Kling API concurrency refers to the maximum number of generation tasks that an account can process in parallel at any given time. This capability is determined by the resource package. A higher concurrency level allows you to submit more API generation requests simultaneously (each call to the task creation interface initiates a new generation task).
Notes
- This only applies to the task creation interface; query interfaces do not consume concurrency.
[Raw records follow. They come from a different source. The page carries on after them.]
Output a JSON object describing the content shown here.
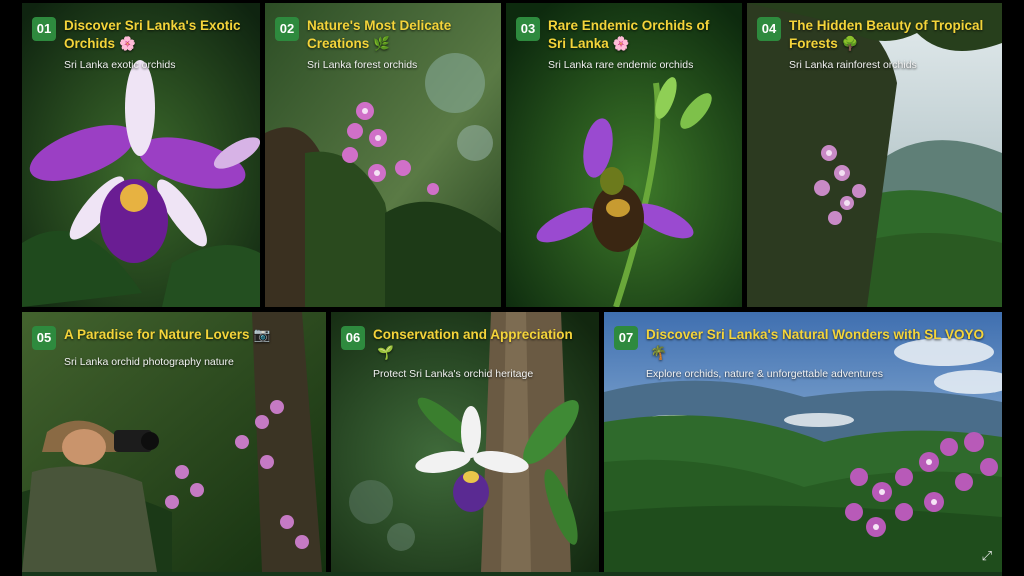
{
  "panels": [
    {
      "num": "01",
      "title": "Discover Sri Lanka's Exotic Orchids",
      "emoji": "🌸",
      "subtitle": "Sri Lanka exotic orchids"
    },
    {
      "num": "02",
      "title": "Nature's Most Delicate Creations",
      "emoji": "🌿",
      "subtitle": "Sri Lanka forest orchids"
    },
    {
      "num": "03",
      "title": "Rare Endemic Orchids of Sri Lanka",
      "emoji": "🌸",
      "subtitle": "Sri Lanka rare endemic orchids"
    },
    {
      "num": "04",
      "title": "The Hidden Beauty of Tropical Forests",
      "emoji": "🌳",
      "subtitle": "Sri Lanka rainforest orchids"
    },
    {
      "num": "05",
      "title": "A Paradise for Nature Lovers",
      "emoji": "📷",
      "subtitle": "Sri Lanka orchid photography nature"
    },
    {
      "num": "06",
      "title": "Conservation and Appreciation",
      "emoji": "🌱",
      "subtitle": "Protect Sri Lanka's orchid heritage"
    },
    {
      "num": "07",
      "title": "Discover Sri Lanka's Natural Wonders with SL VOYO",
      "emoji": "🌴",
      "subtitle": "Explore orchids, nature & unforgettable adventures"
    }
  ],
  "icons": {
    "expand": "expand-arrows-icon"
  },
  "colors": {
    "badge": "#2e8a3e",
    "title": "#f4d43a",
    "subtitle": "#f2f2f2",
    "background": "#000000"
  }
}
- This limitation concerns the number of concurrent tasks and is unrelated to Queries Per Second(QPS)— the system imposes no QPS limit.
Core Rules
| Dimension | Rule Description |
|---|---|
| Application Scope | Applied at the account level. Calculated independently per resource pack type (video/image/virtual try-on). All API keys under the same account share the same concurrency quota. |
| Occupancy Logic | A task occupies concurrency from entering submitted status until completion (including failures). Released immediately after task ends. |
| Quota Calculation | Determined by the highest concurrency value among all active resource packages of the same type. Example: If a 5-concurrency + 10-concurrency video package are both active → video concurrency capacity = 10 |
Special Notes
- Video / Virtual Try-on tasks: Each task occupies 1 concurrency.
- Image generation tasks: Concurrency used = the n value in the API request parameter. (Example: n = 9 → occupies 9 concurrency)
Over-limit Error Mechanism
When the number of running tasks reaches the concurrency limit, submitting a request will return an error.
Recommended Approach
Since this error is triggered by system load (not by parameter issues), it is recommended to:
- Backoff Retry Strategy: Use an exponential backoff algorithm to delay retries (recommended initial delay ≥ 1 second).
- Queue Management: Control the submission rate through a task queue and dynamically adapt to available concurrency.